“Mon Dieu!” said he, “what a lovely face! Where has she come from?”
“What?” said Coigny, “do you not know her? She is from Martinique. They call her the ‘Flower of Martinique’—but surely you have seen her before?”
“I have been away from Paris for some weeks, hunting with Rochefort,” said Camus, his eyes still on the girl.
“Ah! that accounts for it,” said Coigny. “She is a new arrival.”
“Introduce me.”
“Certainly.”
In a moment the introduction was made. Camus’s success with women was due less, perhaps, to his force and personality, than to his knowledge of them. Like Wilkes, he only wanted ten minutes’ start of the handsomest man in town to beat him. With Mademoiselle Fontrailles he was charming, courtly, deferential and graceful.
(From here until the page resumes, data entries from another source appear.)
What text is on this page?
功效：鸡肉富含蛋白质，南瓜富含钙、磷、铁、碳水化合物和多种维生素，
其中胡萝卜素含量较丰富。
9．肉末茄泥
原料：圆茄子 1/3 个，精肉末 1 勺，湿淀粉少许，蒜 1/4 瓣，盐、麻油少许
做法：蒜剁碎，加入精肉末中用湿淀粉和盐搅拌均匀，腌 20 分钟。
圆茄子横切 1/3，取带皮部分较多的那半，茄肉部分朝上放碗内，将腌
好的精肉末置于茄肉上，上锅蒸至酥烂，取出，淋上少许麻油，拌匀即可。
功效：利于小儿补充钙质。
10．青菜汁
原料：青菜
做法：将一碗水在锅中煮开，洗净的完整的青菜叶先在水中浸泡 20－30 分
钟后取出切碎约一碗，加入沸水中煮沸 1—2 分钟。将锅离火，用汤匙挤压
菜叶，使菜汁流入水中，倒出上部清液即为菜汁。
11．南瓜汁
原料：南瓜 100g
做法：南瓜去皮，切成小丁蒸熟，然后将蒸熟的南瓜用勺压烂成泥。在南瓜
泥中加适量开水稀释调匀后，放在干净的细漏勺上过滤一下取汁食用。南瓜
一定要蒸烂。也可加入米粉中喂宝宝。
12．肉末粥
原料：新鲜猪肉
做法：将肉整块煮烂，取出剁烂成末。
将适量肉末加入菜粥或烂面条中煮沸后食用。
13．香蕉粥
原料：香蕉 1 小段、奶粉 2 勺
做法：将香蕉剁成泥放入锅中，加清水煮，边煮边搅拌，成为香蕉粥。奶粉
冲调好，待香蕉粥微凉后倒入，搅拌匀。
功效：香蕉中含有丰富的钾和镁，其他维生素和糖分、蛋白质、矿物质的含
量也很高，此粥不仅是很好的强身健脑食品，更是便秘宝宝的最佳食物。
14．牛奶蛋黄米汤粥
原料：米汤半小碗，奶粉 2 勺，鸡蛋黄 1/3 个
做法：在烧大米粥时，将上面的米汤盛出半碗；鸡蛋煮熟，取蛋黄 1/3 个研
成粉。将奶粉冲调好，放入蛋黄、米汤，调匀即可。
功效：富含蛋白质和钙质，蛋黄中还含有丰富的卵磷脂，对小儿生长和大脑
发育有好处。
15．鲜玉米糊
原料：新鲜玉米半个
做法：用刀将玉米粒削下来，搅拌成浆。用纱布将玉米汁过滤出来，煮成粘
He knew nothing of Rochefort’s experience with the girl, but he needed no warning, and when the Duc de Soissons came up to claim her as partner, he fancied that he had made a very good impression, as, indeed, he had.
He watched her dancing. If he had made a good impression on her, she had made a deep impression upon him. He watched her with burning eyes, as one might fancy a tiger watching a gazelle, then, turning away, he passed through the crowd to the supper-room.
Here, drinking at a buffet, he met a friend, Monsieur de Duras, a stout gentleman—one of those persons who know everything about everyone and their affairs. Camus questioned him about Mademoiselle Fontrailles, and learned her origin and history. Her father was the chief banker in Martinique. She had come to Paris for her health. Attended by whom?